Юля провела варежкой по воротнику, льдинки не отставали. Она оторвала одну льдинку вместе с комочком меха, положила на стол. Оторвала еще одну льдинку, еще…
«Что делать?! Что дел…»
Она выщипывала с воротника кусочки меха с дрожащими на концах крохотными льдинками, аккуратно складывала их на столе: одну к другой, одну к другой. Потом открыла шкаф, из стопки книг взяла одну. Посмотрела оглавление. Раздел «Хирургия брюшной полости» начинался на 145-й странице.

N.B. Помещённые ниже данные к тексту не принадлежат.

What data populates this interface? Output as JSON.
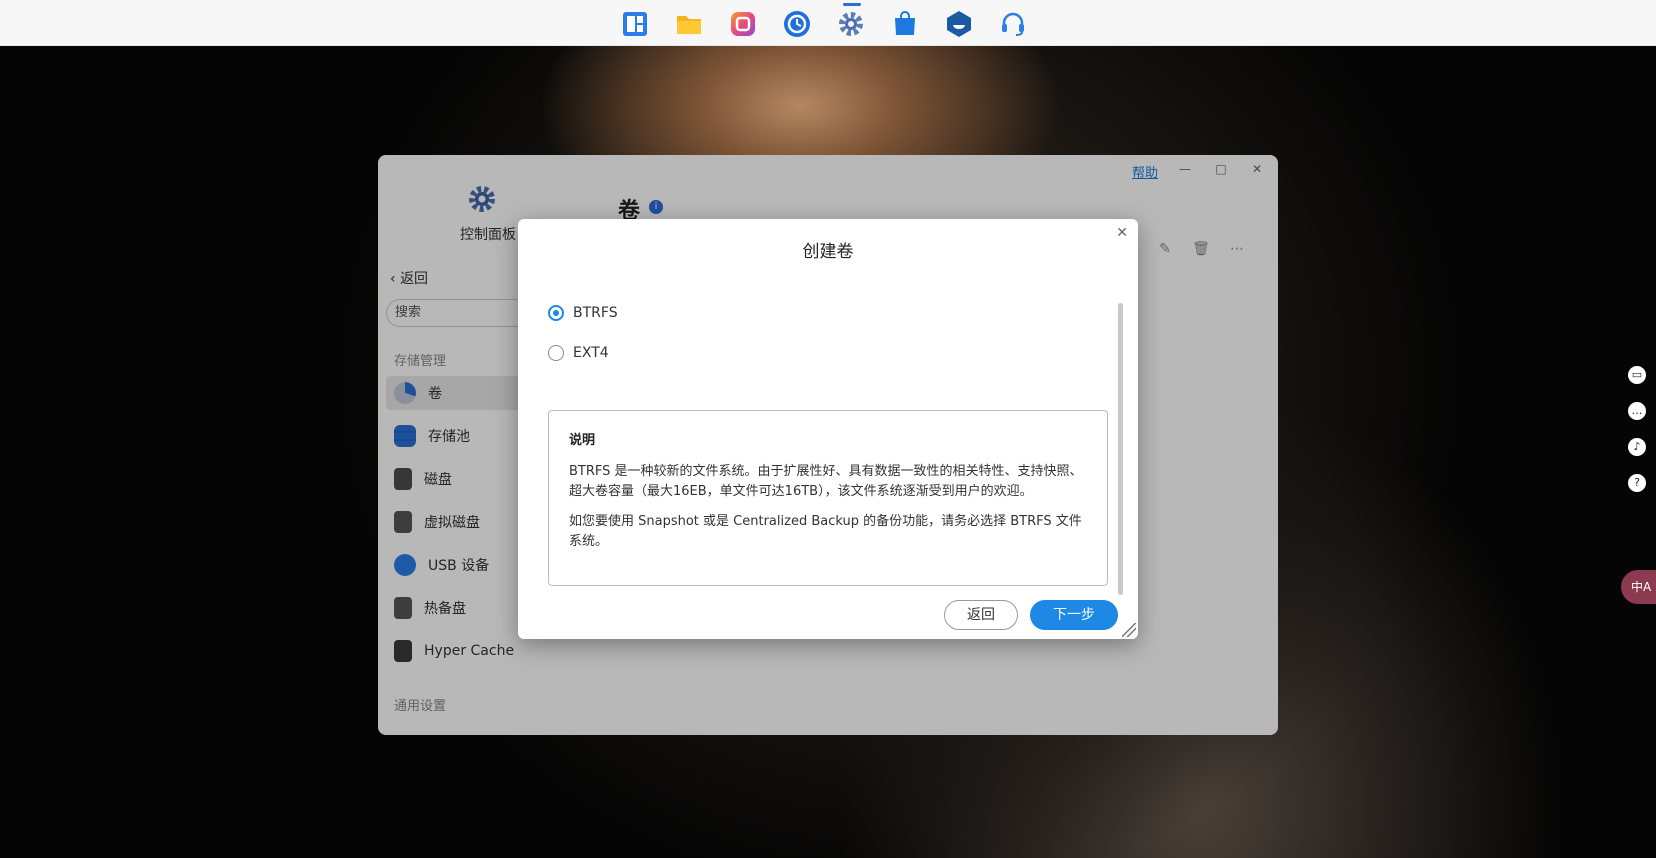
{
  "dock": {
    "items": [
      {
        "name": "app-center",
        "color": "#2b7de9"
      },
      {
        "name": "file-manager",
        "color": "#f5b41e"
      },
      {
        "name": "photos",
        "color": "#e94a7a"
      },
      {
        "name": "backup",
        "color": "#1e6fe0"
      },
      {
        "name": "control-panel",
        "color": "#4a6fb0"
      },
      {
        "name": "store",
        "color": "#1e7ae0"
      },
      {
        "name": "docker",
        "color": "#1d5aa6"
      },
      {
        "name": "support",
        "color": "#2b7de9"
      }
    ]
  },
  "window": {
    "help": "帮助",
    "app_title": "控制面板",
    "back": "返回",
    "search_placeholder": "搜索",
    "storage_section": "存储管理",
    "general_section": "通用设置",
    "sidebar_items": [
      {
        "label": "卷",
        "icon": "volume-icon"
      },
      {
        "label": "存储池",
        "icon": "storage-pool-icon"
      },
      {
        "label": "磁盘",
        "icon": "disk-icon"
      },
      {
        "label": "虚拟磁盘",
        "icon": "virtual-disk-icon"
      },
      {
        "label": "USB 设备",
        "icon": "usb-icon"
      },
      {
        "label": "热备盘",
        "icon": "hot-spare-icon"
      },
      {
        "label": "Hyper Cache",
        "icon": "hyper-cache-icon"
      }
    ],
    "content_title": "卷"
  },
  "modal": {
    "title": "创建卷",
    "options": [
      {
        "label": "BTRFS",
        "checked": true
      },
      {
        "label": "EXT4",
        "checked": false
      }
    ],
    "desc_heading": "说明",
    "desc_p1": "BTRFS 是一种较新的文件系统。由于扩展性好、具有数据一致性的相关特性、支持快照、超大卷容量（最大16EB，单文件可达16TB），该文件系统逐渐受到用户的欢迎。",
    "desc_p2": "如您要使用 Snapshot 或是 Centralized Backup 的备份功能，请务必选择 BTRFS 文件系统。",
    "back_button": "返回",
    "next_button": "下一步"
  },
  "right_rail": {
    "translate_label": "中A"
  }
}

Часы показывали три ночи, когда она поднялась и пошла в палату.
Люся спала. Даже при скупом свете лампочки, забранной в оранжевый колпак, было видно, как бледно лицо девушки. Ни кровинки не было в лице. Одеяло на груди лежало неподвижно, будто и не дышит под ним человек.
Акинфов покинул свое обычное место: сидит перед открытой дверцей печки на перевернутой табуретке. Локти уперлись в колени, широченные ладони подпирают лицо. Он повернул к ней голову. Слабый свет не позволял увидеть выражение его глаз.
— Если к утру пурга не кончится, — сказала Юля, — буду оперировать сама.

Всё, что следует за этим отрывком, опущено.